Opinión

Conversando con un persa

Por:  Eiffel Ramírez Avilés (*)

Hace siete meses había iniciado mi trámite de visa para los Estados Unidos. Tengo en mente en conocer ese gran país de mis escritores favoritos: Emerson, Capote, Faulkner. Y daría cualquier cosa por estar un día en la Biblioteca Pública de Nueva York o por conocer la Estatua de la Libertad, que, como ya lo sé desde mucho antes, la diseñó internamente el ingeniero Eiffel.

Un día antes de mi entrevista en la embajada, conocí a un persa.

La verdadera casualidad nos juntó. Iba yo a una librería a fotocopiar el par de documentos que llevaría para mi cita, cuando el que me atendió fue un hombre algo entrado en años, de poco cabello blanco y de color del desierto: ligeramente moreno. Al principio, su buen español podía hacerlo confundir como un vecino más, pero de a pocos se iba revelando el dejo de alguien que más bien había adoptado nuestra lengua.

Al ver mis documentos, y como cualquier inmigrante acostumbrado a estos, supo reconocer al primer vistazo que estaba preparándome para una visa. “Usted se va para Estados Unidos”, me dijo amablemente. “No”, le sonreí, “aún tengo que pasar la entrevista”. Y a continuación me hizo la siguiente pregunta no sin un toque de ironía: “¿Y por qué quiere irse a otro país?”. Claramente, no esperó mi respuesta y comenzó a referirme que, si quería ver modernidad, debería irme hacia otro lado, a China, por ejemplo. Y me habló de las virtudes de esta otra gran nación.

No parecía cualquier interlocutor. Estaba muy informado. Le pregunté cuál era su nombre y me dijo que se llamaba Mishell (no puedo señalar exactamente cómo se escribe) y era persa. “¡Iraní!”, señalé, como hablando en el vacío. “No, persa”, reafirmó él, “porque eso de iraníes nos lo dicen recientemente, no hace más de treinta años”. Y agregó, otra vez corrigiéndome: “Hablamos farsi, no árabe, aunque nuestra religión es islámica.
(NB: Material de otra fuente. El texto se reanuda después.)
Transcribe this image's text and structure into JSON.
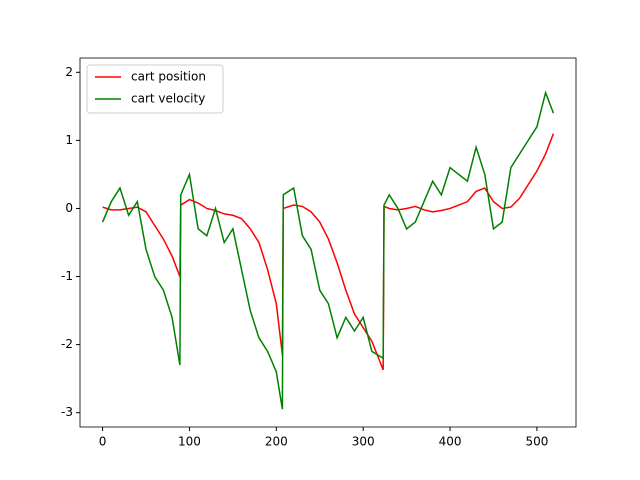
{
  "chart_data": {
    "type": "line",
    "x": [
      0,
      10,
      20,
      30,
      40,
      50,
      60,
      70,
      80,
      89,
      90,
      100,
      110,
      120,
      130,
      140,
      150,
      160,
      170,
      180,
      190,
      200,
      207,
      208,
      220,
      230,
      240,
      250,
      260,
      270,
      280,
      290,
      300,
      310,
      323,
      324,
      330,
      340,
      350,
      360,
      370,
      380,
      390,
      400,
      410,
      420,
      430,
      440,
      450,
      460,
      470,
      480,
      490,
      500,
      510,
      519
    ],
    "series": [
      {
        "name": "cart position",
        "color": "#ff0000",
        "values": [
          0.02,
          -0.02,
          -0.02,
          0.0,
          0.02,
          -0.05,
          -0.25,
          -0.45,
          -0.7,
          -1.0,
          0.05,
          0.13,
          0.08,
          0.0,
          -0.03,
          -0.08,
          -0.1,
          -0.15,
          -0.3,
          -0.5,
          -0.9,
          -1.4,
          -2.15,
          0.0,
          0.05,
          0.03,
          -0.05,
          -0.2,
          -0.45,
          -0.8,
          -1.2,
          -1.55,
          -1.75,
          -1.95,
          -2.37,
          0.03,
          0.0,
          -0.02,
          0.0,
          0.03,
          -0.02,
          -0.05,
          -0.03,
          0.0,
          0.05,
          0.1,
          0.25,
          0.3,
          0.1,
          0.0,
          0.02,
          0.15,
          0.35,
          0.55,
          0.8,
          1.1
        ]
      },
      {
        "name": "cart velocity",
        "color": "#008000",
        "values": [
          -0.2,
          0.1,
          0.3,
          -0.1,
          0.1,
          -0.6,
          -1.0,
          -1.2,
          -1.6,
          -2.3,
          0.2,
          0.5,
          -0.3,
          -0.4,
          0.0,
          -0.5,
          -0.3,
          -0.9,
          -1.5,
          -1.9,
          -2.1,
          -2.4,
          -2.95,
          0.2,
          0.3,
          -0.4,
          -0.6,
          -1.2,
          -1.4,
          -1.9,
          -1.6,
          -1.8,
          -1.6,
          -2.1,
          -2.2,
          0.05,
          0.2,
          0.0,
          -0.3,
          -0.2,
          0.1,
          0.4,
          0.2,
          0.6,
          0.5,
          0.4,
          0.9,
          0.5,
          -0.3,
          -0.2,
          0.6,
          0.8,
          1.0,
          1.2,
          1.7,
          1.4
        ]
      }
    ],
    "xlim": [
      -26,
      545
    ],
    "ylim": [
      -3.21,
      2.21
    ],
    "xticks": [
      0,
      100,
      200,
      300,
      400,
      500
    ],
    "yticks": [
      -3,
      -2,
      -1,
      0,
      1,
      2
    ],
    "legend": "upper left"
  }
}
Sin embargo, yo no la practico…”. Era un hombre evidentemente laico.

Conversamos entonces de la guerra de los doce días, en la que su país, Irán, había estado hace poco enfrentado bélicamente a Israel. Él lamentaba ese hecho, pero en ningún momento deslizó algún reproche contra los israelíes: culpaba sobre todo al gobierno de Jamenei y a sus jerarcas, quienes vienen dominando al pueblo iraní como unos dictadores. Conferenció, además, de Jomeini, el líder de la revolución islámica en Irán y que derrocó al sah en los años ochenta, y de cómo hay que agradecérselo en este caso –otra vez la ironía en juego– al servicio secreto francés.
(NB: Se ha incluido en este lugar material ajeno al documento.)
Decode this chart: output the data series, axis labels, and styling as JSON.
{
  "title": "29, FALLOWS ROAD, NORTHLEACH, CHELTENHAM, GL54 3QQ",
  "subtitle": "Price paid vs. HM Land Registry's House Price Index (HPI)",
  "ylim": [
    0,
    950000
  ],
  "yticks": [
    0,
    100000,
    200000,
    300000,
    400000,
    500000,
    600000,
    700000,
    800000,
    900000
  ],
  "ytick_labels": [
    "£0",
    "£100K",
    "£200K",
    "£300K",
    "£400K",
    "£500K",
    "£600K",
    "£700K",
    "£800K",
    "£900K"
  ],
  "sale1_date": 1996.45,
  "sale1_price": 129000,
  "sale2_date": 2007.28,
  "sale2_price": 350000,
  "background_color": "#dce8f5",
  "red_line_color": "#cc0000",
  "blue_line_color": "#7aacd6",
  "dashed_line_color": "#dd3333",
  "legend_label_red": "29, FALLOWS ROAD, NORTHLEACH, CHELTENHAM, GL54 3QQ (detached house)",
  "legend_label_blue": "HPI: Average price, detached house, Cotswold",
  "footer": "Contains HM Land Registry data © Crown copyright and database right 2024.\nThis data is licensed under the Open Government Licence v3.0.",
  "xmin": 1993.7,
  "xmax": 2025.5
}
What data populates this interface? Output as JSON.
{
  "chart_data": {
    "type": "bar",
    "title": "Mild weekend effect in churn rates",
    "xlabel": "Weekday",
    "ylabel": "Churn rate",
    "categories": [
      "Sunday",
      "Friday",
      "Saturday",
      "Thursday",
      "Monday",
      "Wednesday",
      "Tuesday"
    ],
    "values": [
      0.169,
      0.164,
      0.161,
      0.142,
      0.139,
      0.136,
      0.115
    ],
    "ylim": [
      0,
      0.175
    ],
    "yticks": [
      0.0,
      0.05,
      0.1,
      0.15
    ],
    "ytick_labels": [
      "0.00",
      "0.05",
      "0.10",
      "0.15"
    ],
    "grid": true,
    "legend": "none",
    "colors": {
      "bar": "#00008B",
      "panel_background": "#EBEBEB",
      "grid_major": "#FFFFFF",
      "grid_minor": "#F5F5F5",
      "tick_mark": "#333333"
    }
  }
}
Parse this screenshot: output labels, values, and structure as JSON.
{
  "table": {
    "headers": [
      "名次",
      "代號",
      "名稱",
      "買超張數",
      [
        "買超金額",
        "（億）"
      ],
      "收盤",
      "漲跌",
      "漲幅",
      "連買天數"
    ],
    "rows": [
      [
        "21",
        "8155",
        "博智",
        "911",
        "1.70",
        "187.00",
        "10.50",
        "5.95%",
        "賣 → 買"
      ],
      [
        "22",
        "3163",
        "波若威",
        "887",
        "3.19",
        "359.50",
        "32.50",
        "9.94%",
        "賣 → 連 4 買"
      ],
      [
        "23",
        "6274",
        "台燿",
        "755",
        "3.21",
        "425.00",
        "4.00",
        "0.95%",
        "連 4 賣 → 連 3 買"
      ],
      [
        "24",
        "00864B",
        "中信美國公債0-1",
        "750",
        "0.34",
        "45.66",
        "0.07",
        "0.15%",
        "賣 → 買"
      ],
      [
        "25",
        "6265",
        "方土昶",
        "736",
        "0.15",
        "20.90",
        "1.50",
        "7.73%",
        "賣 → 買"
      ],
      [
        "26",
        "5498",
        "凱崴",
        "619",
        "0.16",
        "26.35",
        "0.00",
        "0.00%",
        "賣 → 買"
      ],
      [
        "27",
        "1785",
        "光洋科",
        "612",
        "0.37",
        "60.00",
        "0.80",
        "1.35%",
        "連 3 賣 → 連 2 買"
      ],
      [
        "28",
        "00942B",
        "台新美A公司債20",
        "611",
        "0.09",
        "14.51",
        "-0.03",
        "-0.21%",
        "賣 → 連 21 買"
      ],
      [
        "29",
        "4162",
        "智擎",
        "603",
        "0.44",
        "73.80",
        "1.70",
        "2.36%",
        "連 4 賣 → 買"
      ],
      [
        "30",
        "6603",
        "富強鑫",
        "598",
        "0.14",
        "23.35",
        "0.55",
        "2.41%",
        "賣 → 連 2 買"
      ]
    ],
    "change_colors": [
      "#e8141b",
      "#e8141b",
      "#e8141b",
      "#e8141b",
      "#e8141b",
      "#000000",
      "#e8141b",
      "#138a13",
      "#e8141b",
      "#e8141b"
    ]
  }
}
“Usted entonces es de San Marcos”, subrayó, cuando le comenté sobre mi formación. “¿Qué piensa –dijo en seguida con su tono oriental– de Aníbal Torres? ¿No cree que es un traidor, porque terminó de perder a su propio asesorado y amigo, Pedro Castillo, cuando este dio el famoso mensaje a la nación?”. Su opinión, y luego su fundamento, tenía lógica. Como sanmarquinos, nos sentimos decepcionados por el desempeño del doctor Aníbal Torres en la política, pero el persa parecía expresar una mayor verdad que hasta ahora solo la teníamos en nuestras gargantas.
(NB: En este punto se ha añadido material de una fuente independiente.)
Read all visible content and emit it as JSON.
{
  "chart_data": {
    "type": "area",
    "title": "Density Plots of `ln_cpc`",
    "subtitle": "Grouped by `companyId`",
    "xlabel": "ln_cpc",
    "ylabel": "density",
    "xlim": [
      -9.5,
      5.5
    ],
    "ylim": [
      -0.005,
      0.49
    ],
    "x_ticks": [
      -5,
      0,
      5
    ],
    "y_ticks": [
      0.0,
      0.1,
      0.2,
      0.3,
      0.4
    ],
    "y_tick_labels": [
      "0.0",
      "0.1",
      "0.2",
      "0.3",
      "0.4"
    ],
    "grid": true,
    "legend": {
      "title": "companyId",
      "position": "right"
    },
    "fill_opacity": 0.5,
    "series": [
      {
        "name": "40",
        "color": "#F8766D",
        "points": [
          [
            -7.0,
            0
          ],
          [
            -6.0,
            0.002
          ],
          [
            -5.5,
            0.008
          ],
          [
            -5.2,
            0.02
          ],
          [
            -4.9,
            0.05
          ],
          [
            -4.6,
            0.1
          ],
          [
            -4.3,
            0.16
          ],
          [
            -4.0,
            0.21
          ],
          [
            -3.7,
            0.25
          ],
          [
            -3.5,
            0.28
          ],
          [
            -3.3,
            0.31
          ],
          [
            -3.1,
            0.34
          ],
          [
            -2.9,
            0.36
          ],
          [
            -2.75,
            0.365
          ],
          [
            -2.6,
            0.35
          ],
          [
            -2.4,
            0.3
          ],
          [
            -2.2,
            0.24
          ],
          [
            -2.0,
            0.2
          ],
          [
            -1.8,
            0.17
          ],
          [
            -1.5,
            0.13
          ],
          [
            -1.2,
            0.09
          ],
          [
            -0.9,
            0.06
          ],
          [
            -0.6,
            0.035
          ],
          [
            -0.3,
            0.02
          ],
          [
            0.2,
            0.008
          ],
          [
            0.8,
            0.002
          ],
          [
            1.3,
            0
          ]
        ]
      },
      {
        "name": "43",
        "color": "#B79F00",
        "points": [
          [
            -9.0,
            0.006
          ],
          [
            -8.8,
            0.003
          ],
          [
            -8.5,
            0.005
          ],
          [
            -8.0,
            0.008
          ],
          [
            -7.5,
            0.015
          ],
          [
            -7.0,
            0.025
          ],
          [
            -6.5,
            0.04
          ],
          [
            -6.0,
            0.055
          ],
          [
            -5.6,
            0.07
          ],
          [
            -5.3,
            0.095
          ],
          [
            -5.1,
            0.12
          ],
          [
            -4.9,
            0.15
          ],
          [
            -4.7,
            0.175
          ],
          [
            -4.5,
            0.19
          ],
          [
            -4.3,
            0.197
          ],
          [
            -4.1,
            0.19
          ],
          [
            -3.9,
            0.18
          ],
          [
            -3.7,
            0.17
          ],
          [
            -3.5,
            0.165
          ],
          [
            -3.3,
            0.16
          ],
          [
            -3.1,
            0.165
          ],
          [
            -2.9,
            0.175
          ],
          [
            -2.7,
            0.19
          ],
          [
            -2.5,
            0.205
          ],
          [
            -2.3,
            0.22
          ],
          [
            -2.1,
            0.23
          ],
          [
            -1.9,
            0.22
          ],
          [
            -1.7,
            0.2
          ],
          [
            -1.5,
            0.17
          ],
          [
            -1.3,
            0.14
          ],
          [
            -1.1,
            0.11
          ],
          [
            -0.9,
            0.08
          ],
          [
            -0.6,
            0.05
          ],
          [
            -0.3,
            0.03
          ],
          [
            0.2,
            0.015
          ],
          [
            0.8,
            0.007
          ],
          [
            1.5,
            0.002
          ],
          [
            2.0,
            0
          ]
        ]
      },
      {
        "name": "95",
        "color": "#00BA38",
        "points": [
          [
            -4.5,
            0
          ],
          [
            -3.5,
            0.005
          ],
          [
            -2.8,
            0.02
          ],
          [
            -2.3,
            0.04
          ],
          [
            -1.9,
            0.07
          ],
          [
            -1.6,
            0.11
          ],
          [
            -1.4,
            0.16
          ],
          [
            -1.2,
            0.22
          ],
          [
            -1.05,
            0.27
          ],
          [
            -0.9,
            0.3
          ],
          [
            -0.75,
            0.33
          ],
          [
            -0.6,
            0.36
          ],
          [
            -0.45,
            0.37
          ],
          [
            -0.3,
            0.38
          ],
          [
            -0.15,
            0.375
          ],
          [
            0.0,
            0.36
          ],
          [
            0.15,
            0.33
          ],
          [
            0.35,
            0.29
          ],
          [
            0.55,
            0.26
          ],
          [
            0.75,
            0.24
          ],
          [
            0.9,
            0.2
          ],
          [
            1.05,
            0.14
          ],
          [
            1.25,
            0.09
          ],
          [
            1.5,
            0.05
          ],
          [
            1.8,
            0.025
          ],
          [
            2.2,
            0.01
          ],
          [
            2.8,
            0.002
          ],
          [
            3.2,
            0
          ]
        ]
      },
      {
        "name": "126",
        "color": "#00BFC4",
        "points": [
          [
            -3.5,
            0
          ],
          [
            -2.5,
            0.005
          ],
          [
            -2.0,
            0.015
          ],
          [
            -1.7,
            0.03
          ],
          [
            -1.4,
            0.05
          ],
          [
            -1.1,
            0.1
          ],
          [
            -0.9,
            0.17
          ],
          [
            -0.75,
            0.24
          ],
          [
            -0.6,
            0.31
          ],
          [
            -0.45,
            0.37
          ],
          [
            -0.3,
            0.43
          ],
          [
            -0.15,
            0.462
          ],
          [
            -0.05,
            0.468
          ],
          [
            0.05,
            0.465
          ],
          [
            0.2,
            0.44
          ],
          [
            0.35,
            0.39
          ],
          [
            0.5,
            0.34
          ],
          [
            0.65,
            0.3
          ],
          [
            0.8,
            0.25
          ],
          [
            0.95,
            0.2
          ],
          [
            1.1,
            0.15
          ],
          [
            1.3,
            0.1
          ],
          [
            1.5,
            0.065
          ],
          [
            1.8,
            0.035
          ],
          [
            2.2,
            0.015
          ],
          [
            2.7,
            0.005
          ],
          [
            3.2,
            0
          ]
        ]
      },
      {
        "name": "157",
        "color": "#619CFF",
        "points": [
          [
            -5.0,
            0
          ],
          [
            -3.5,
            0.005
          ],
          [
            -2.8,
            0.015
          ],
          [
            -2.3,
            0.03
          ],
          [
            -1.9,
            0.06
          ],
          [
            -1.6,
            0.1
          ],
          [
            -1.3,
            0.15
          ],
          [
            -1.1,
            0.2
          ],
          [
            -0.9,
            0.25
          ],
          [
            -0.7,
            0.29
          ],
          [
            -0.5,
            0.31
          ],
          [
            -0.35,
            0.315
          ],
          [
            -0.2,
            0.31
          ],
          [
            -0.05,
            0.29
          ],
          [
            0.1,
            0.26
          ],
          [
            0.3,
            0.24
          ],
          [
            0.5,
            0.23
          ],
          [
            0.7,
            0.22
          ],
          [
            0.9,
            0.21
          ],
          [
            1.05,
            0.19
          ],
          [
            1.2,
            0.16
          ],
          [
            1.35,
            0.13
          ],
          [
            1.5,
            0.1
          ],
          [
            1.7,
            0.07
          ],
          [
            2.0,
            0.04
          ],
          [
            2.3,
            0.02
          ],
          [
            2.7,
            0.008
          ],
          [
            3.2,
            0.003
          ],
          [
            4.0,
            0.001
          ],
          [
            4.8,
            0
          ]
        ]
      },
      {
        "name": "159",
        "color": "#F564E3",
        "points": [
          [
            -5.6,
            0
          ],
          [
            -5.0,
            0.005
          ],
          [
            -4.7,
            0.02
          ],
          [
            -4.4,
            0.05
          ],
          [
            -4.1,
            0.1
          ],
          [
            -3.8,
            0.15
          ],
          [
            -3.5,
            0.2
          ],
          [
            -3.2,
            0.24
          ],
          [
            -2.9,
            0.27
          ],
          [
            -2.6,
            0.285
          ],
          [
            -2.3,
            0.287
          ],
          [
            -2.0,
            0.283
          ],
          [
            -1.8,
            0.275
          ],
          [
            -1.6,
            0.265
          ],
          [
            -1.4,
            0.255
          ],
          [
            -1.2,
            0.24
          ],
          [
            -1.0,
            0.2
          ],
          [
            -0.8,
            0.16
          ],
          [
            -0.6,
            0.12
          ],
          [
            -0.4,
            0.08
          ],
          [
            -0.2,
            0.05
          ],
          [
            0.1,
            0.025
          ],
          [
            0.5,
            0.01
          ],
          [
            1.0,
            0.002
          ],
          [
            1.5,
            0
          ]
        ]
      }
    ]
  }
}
Había mucha perspicacia en Mishell. Se podía hablar tanto de asuntos internacionales como nacionales. Es un inmigrante sabio anclado en Lima, específicamente, en una librería de útiles de escritorio y al lado de una máquina fotocopiadora. No puedo decir más de él, excepto esto último y que es característico de muchos inmigrantes: su mirada franca y verbo sencillo hace que lo figuremos como una de esas primeras palomas que descubren tierra nueva y regresan al barco para anunciarlo.

Al día siguiente, me concedieron la visa para Estados Unidos.